National grain harvest 40 per cent down on last year, according to ABARES quarterly Crop Report

13.09.2017

The total national winter crop harvest will be 40 per cent smaller than last year.

The quarterly Crop Report from the Australian Bureau of Agricultural and Resource Economics and Sciences said the drought, late start to the season and unseasonal high temperatures were mostly to blame.

ABARES senior economist Peter Collins said all major crops suffered significant falls in production.

"We've got national production falling by 39 per cent from the very large crop we had last year," Mr Collins said.

"Wheat is down 38 per cent, barley is down 40 per cent and canola 33 per cent and chickpeas are down about 36 per cent on last year."

He said although the figure was devastating for affected farmers, the drop must be understood in the context of last year's record-breaking harvest.

"Last year's crop smashed records by about 30 per cent," Mr Collins said.

"So, 39 per cent down from that puts this year's crop at a national level at around the 10-year-average at 2015/16.''

The forecast national harvest sits two per cent above the 10-year-average, but Mr Collins said not everywhere would have an average crop.

"The conditions vary widely across the cropping zone,'' he said.

''There are some parts of Australia that are going to look nothing like average.''

He said the north-west of New South Wales and the south-west of Queensland, the northern part of Western Australia have had unfavourable conditions.

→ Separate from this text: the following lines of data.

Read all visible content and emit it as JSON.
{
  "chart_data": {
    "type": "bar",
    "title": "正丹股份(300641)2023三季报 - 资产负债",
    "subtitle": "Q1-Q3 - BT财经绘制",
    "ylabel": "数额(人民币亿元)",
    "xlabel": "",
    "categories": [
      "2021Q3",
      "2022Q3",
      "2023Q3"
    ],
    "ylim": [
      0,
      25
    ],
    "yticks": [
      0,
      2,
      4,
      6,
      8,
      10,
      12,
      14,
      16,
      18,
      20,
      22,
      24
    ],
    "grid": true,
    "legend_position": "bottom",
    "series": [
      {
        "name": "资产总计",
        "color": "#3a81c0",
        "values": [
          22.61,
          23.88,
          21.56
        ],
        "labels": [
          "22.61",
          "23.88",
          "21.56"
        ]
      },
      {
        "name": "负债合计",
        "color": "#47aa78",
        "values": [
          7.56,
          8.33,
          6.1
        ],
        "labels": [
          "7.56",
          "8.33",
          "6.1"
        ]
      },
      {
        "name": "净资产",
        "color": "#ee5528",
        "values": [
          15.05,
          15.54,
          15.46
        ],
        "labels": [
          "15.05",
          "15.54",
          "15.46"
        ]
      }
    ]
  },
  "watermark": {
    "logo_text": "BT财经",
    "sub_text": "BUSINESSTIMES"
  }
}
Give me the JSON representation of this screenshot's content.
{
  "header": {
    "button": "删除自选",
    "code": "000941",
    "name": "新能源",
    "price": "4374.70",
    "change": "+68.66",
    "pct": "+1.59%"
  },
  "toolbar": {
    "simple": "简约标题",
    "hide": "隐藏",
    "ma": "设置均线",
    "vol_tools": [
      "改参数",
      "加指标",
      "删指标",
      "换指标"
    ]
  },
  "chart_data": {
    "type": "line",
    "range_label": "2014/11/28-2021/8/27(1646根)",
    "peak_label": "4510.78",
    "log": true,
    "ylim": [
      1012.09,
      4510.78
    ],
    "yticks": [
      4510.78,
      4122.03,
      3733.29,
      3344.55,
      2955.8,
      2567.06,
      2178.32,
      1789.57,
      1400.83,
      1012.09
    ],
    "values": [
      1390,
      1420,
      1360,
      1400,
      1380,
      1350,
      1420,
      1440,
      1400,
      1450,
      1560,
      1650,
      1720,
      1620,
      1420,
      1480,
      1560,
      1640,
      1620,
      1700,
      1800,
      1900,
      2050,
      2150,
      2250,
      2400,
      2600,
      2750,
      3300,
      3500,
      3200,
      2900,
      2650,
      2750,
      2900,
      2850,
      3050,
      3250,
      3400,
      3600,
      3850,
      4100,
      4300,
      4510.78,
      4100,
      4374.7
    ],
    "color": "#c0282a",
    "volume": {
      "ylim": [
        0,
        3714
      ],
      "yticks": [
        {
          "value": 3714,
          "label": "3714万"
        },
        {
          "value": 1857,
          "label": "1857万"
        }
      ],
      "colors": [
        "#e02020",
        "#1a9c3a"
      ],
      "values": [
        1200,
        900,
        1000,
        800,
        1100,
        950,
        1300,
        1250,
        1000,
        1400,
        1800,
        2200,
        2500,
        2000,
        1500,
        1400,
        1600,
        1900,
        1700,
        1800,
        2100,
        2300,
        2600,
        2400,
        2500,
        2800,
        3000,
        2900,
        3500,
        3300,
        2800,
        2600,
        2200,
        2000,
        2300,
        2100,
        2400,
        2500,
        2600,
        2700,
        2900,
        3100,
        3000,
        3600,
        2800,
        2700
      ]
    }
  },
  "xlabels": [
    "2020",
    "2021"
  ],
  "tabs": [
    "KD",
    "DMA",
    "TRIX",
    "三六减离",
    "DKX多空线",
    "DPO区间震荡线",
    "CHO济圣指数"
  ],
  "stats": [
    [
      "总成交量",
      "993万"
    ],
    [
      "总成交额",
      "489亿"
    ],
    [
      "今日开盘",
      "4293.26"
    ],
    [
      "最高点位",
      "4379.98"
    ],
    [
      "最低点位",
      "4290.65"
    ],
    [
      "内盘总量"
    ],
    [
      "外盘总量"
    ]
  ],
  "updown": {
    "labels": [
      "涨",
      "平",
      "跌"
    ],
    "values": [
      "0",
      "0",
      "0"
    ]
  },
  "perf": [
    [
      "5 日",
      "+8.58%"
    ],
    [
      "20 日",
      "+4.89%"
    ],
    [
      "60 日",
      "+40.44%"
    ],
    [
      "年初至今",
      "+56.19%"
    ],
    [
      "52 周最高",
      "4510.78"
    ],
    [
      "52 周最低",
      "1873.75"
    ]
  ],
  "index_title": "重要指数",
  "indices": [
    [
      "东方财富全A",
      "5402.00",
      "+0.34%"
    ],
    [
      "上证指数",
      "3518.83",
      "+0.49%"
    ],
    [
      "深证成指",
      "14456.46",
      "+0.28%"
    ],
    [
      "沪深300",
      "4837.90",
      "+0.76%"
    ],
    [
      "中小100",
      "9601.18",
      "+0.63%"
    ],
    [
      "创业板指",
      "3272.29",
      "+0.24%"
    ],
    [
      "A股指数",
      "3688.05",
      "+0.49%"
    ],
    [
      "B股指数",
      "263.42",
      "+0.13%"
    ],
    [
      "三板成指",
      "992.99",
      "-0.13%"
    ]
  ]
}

"It's likely a lot of those crops won't be harvested."

Late crop and no rain to blame

Eyre Peninsula farmer Mark Modra is in one of the areas seriously affected areas by this season's unfavourable conditions.

"We've had probably the latest break on the Eyre Peninsula on record and so our crops are way behind over here," Mr Modra said.

He said he was counting on a good spring to save his late crop.

"If we get an average spring we've got potential of some of our crops getting smashed. If we get a hot northerly wind and a 30 to 35 degree day that could really affect some of those crops," he said.

The poor season was obvious to those outside the industry as well, said David Jochinke, President of the Victorian Farmers Federation and a grain farmer, from near Horsham, Victoria.

"This year we haven't seen the same rainfalls occur and especially the timings of them,'' he said.

"It's always concerning hearing other people in the industry having a struggle.

"You can definitely see crops that were in early because we had such a late season break."

ABARES did not comment on the effect the production drop would have on the grains market.

The bureau will release a commodities report next Tuesday.